Black and white issues
Tim Rutten brings up an interesting point about the lack of coverage about the successes of African-Americans in all fields -- government, business, sports, entertainment. As part of an organization that encourages increased coverage of a minority group, I can definitely see the frustration in not seeing them covered.

However, I would argue that the media did a good job of hyping the fact that African-Americans won both Best Actor and Actress Oscars. Regarding Tiger Woods, I think those stories have been done to death, and even Eldrick himself likes to use the Cablinasian term instead of identifying with any one race. Of course, his canoodling with the latest blonde du jour doesn't help things. The Williams sisters have so dominated tennis for a couple of years now that the race thing hardly seems significant anymore.

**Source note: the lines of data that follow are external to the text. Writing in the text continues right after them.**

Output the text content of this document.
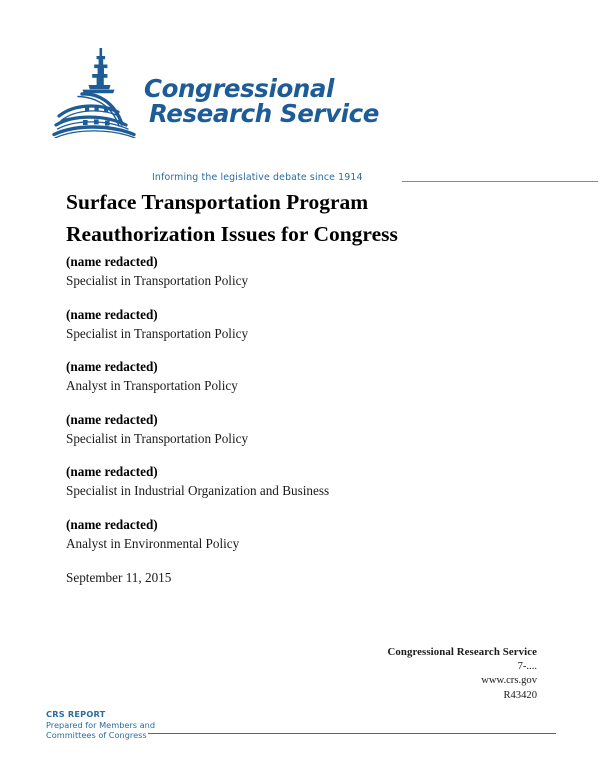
Congressional
Research Service
Informing the legislative debate since 1914
Surface Transportation Program
Reauthorization Issues for Congress
(name redacted)
Specialist in Transportation Policy
(name redacted)
Specialist in Transportation Policy
(name redacted)
Analyst in Transportation Policy
(name redacted)
Specialist in Transportation Policy
(name redacted)
Specialist in Industrial Organization and Business
(name redacted)
Analyst in Environmental Policy
September 11, 2015
Congressional Research Service
7-....
www.crs.gov
R43420
CRS REPORT
Prepared for Members and
Committees of Congress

Now with folks like Condolezza Rice, Colin Powell and Richard Parsons, it's harder to figure out why the coverage isn't there. Saying the achievements are "ordinary" seems wrong. It's just that those achievements are harder to sound important without sounding condescending yet still being relevant to African Americans. Unfortunately, for many African-Americans, the road to success (at least as projected in the mainstream) is via sports or entertainment. However, there are plenty of ways to success, especially in the government and big business.

And maybe one other reason these achievements don't get as much publicity is that it goes against the politics of many of the more well-known and vocal African-American leaders (read: Democrat). There was already that hubbub with Harry Belafonte and "Uncle Tom" Powell. And think about all the abuse Clarence Thomas gets. Big business leans conservative as well, despite the politics of the individuals. Sometimes people get accused of becoming "less black" when they hit the big time in business, politics, whatever. It's as if to be considered a "successful" African-American, you've got to sound or look like Al Sharpton or Jesse Jackson (in politics) or otherwise be a big sports/entertainment star. If you don't make noise or draw attention to yourself for your race, it can be overlooked. And that's a bad thing in so many ways.